The forbidding look on his lean dark features dissipated and he vented a rueful laugh. ‘Jazz has a brain the size of a pea. He was my sister’s dog. After her death, he should have been rehomed but I did not have the heart to part with him.’ His face shadowed again. ‘Perhaps that was a selfish decision for I am often away on business—’

‘No. He just adores you. I couldn’t get him to settle at night until I got the housekeeper to give me an old sweater of yours to put in his bed,’ Emily volunteered in a rush.

There was an awkward little silence. Faint colour now scored his superb cheekbones. He studied her through black lashes lush as silk fans, palpably questioning why he had unbent to such an extent with her. A minute later, he had been the powerful banker again, politely taking his departure, having done his duty in visiting her. A magnificent bouquet of flowers and a basket of fruit had been delivered soon after his departure. She had not expected to see him again except at a distance when he was at the manor.

But the next day when she was released from hospital, Duarte picked her up and insisted on driving her home to convalesce with her family. She spent the whole journey falling deeper and deeper in love with a guy so out of her reach he might as well have come from another galaxy. There was only a little conversation during that drive for Duarte was often on the phone.

Her family took one astonished but thrilled look at Duarte and his chauffeur-driven limousine and invited him to stay to dinner. Billionaire single bankers were hugely welcome in a house containing two young, beautiful single blondes. Indeed, her sisters Hermione and Corinne had competed for Duarte’s attention with outrageous flattery and provocative innuendoes. Sunk in the background as usual by their flirtatious charm, Emily had felt painfully like the ugly duckling amongst the swans.

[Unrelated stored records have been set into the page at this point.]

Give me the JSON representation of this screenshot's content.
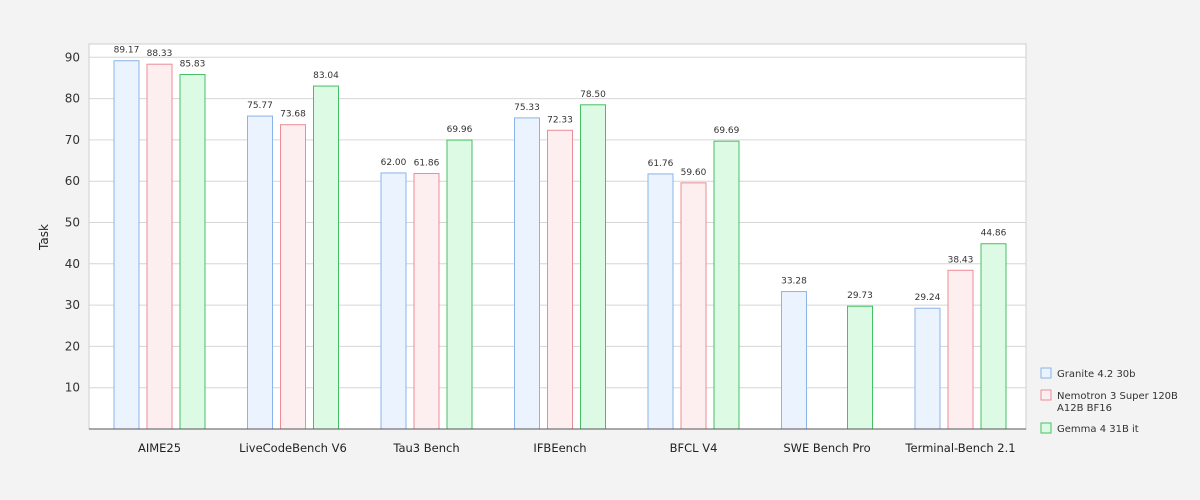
{
  "chart_data": {
    "type": "bar",
    "ylabel": "Task",
    "xlabel": "",
    "ylim": [
      0,
      100
    ],
    "yticks": [
      10,
      20,
      30,
      40,
      50,
      60,
      70,
      80,
      90
    ],
    "grid": true,
    "legend_position": "right",
    "categories": [
      "AIME25",
      "LiveCodeBench V6",
      "Tau3 Bench",
      "IFBEench",
      "BFCL V4",
      "SWE Bench Pro",
      "Terminal-Bench 2.1"
    ],
    "series": [
      {
        "name": "Granite 4.2 30b",
        "fill": "#eaf3fe",
        "stroke": "#8ab4ea",
        "values": [
          89.17,
          75.77,
          62.0,
          75.33,
          61.76,
          33.28,
          29.24
        ],
        "labels": [
          "89.17",
          "75.77",
          "62.00",
          "75.33",
          "61.76",
          "33.28",
          "29.24"
        ]
      },
      {
        "name": "Nemotron 3 Super 120B A12B BF16",
        "name_lines": [
          "Nemotron 3 Super 120B",
          "A12B BF16"
        ],
        "fill": "#fdeef0",
        "stroke": "#ec8c96",
        "values": [
          88.33,
          73.68,
          61.86,
          72.33,
          59.6,
          null,
          38.43
        ],
        "labels": [
          "88.33",
          "73.68",
          "61.86",
          "72.33",
          "59.60",
          null,
          "38.43"
        ]
      },
      {
        "name": "Gemma 4 31B it",
        "fill": "#ddfae5",
        "stroke": "#45c066",
        "values": [
          85.83,
          83.04,
          69.96,
          78.5,
          69.69,
          29.73,
          44.86
        ],
        "labels": [
          "85.83",
          "83.04",
          "69.96",
          "78.50",
          "69.69",
          "29.73",
          "44.86"
        ]
      }
    ]
  }
}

Emily was sprung back to the present by the necessity of boarding the jet. Soon after take-off, she realised that Jamie was overtired and cross. The steward showed her into a rear compartment where a special travel cot already waited in readiness for its small occupant. It took Emily a good twenty minutes to settle Jamie and then, with pronounced reluctance, she returned to the luxurious main cabin again.

Duarte rose from his seat and straightened to his full commanding height. ‘Is Jamie asleep?’

Emily nodded jerkily, her tension rising by the second.

‘Verbal responses would be welcome,’ Duarte added drily.